In order to ensure a targeted radial assembly of the valve piece 6 , since the connecting bores must meet, a radial fixation between the housing 3 and the valve piece 6 is carried out by means of a metallic pin 26 according to FIG. 2. Both in the housing 3 and in the valve piece 6 , a semicircular bore 27 , 28 is provided, in the space between which the pin 26 is pressed and thus provides a clear assignment. The arrangement of the fixation on a large diameter makes the assignment insensitive to tolerances. Above the connecting piece 6 there is a washer 29 with two lugs 30 according to FIG. 3, of which only one is shown in the detail of FIG. 3. The lugs 30 protrude into the housing 3 and thus prevent the disk 27 from rotating when a locking screw 31 is tightened. A rotation of the valve piece 6 when tightening the screw plug 29 is thus excluded.

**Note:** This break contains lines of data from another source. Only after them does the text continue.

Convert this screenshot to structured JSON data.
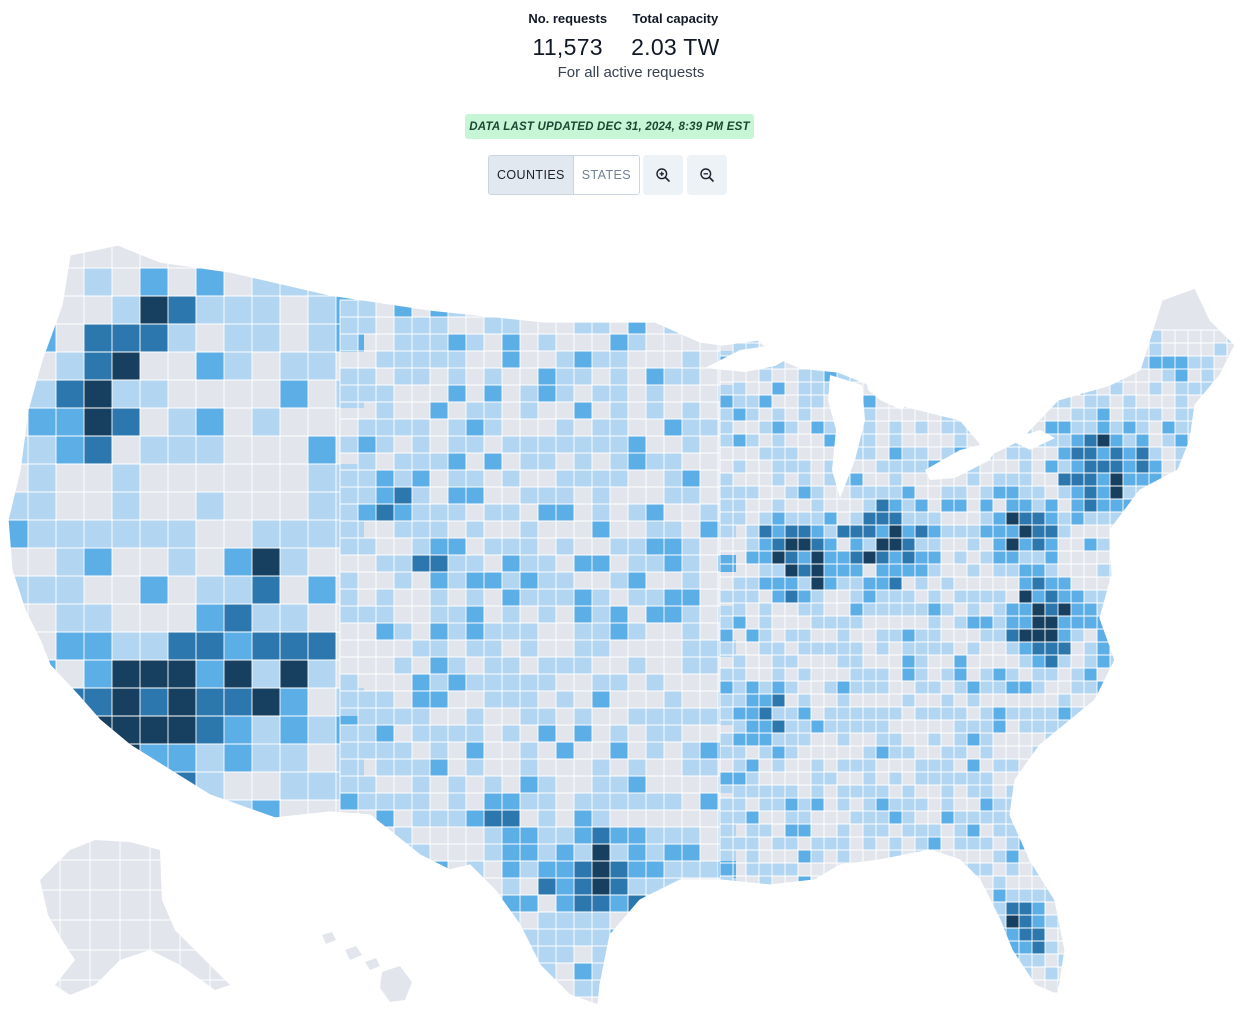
{
  "stats": {
    "requests_label": "No. requests",
    "requests_value": "11,573",
    "capacity_label": "Total capacity",
    "capacity_value": "2.03 TW",
    "subtitle": "For all active requests"
  },
  "updated_banner": "DATA LAST UPDATED DEC 31, 2024, 8:39 PM EST",
  "view_toggle": {
    "counties_label": "COUNTIES",
    "states_label": "STATES",
    "selected": "COUNTIES"
  },
  "zoom": {
    "zoom_in_icon": "zoom-in-icon",
    "zoom_out_icon": "zoom-out-icon"
  },
  "colors": {
    "none": "#e2e6ec",
    "level1": "#b2d6f2",
    "level2": "#5caee6",
    "level3": "#2c78ae",
    "level4": "#173f5f"
  },
  "map": {
    "view": "counties",
    "region": "United States",
    "scale": "choropleth (5 shades of blue)"
  }
}
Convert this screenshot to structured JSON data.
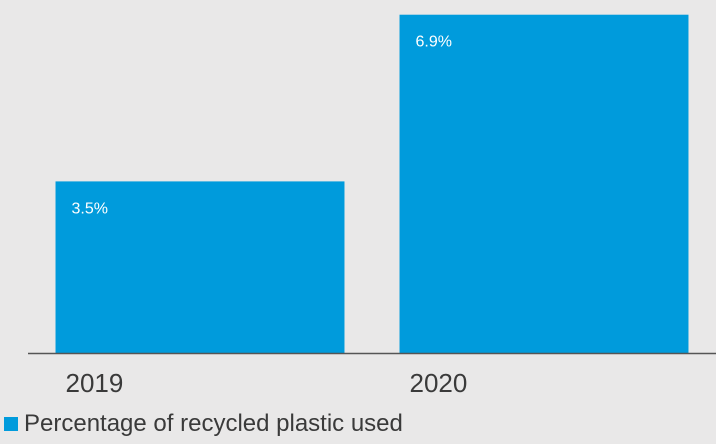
{
  "chart_data": {
    "type": "bar",
    "categories": [
      "2019",
      "2020"
    ],
    "series": [
      {
        "name": "Percentage of recycled plastic used",
        "values": [
          3.5,
          6.9
        ],
        "value_labels": [
          "3.5%",
          "6.9%"
        ],
        "color": "#009bdc"
      }
    ],
    "ylim": [
      0,
      7.2
    ],
    "grid": false,
    "legend_position": "bottom-left"
  }
}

REFERENCE SIGN LIST 1 fuel injector
2 pressure line
3 housing
3 'injector
4 push rod
5 control room
6 valve piece
7 pressure line
8 solenoid valve
9 valve plate
10 bullet
11 anchor guide
12 anchor bolts
13 anchor plate
14 valve spring
15 anchor plate spring
16 anchor room
17 leakage line
18 Lower flow channel
19 Upper flow channel
20 seal
21 seal
22 ring channel
23 seal
24 support ring
25 seal
26 pen
27 hole
28 hole
29 disc
30 nose
31 screw plug
S ₁ flow path
S ₂ flow path
S ₃ flow path
S ₄ flow path

Claims (5)

1. Fuel injection device ( 1 ) with an injector ( 3 ') and with a solenoid valve ( 8 ) for controlling the injection process, which has at least one first flow channel in its interior for passing fuel through an armature space ( 16 ) of the solenoid valve ( 8 ) and at least has a second flow channel for returning fuel out of the solenoid valve ( 8 ) in the direction of the solenoid valve opening, the at least one second flow channel being connected to a fuel return to a fuel tank. 2. Fuel injection device according to claim 1, characterized in that an upper and a lower flow channel for flow feedback (S ₃ , S ₄ ) is provided. 3. Fuel injection device according to claim 1 or 2, characterized in that the fuel return is formed in the injector housing ( 3 ). 4. Fuel injection device according to one of the preceding claims, characterized in that the solenoid valve ( 8 ) is arranged to form a 90 ° angle to the injector housing ( 3 ). 5. Fuel injection device according to one of the preceding claims, characterized in that a leakage line ( 17 ) of the injector ( 3 ') is connected to a flow channel of the solenoid valve ( 8 ).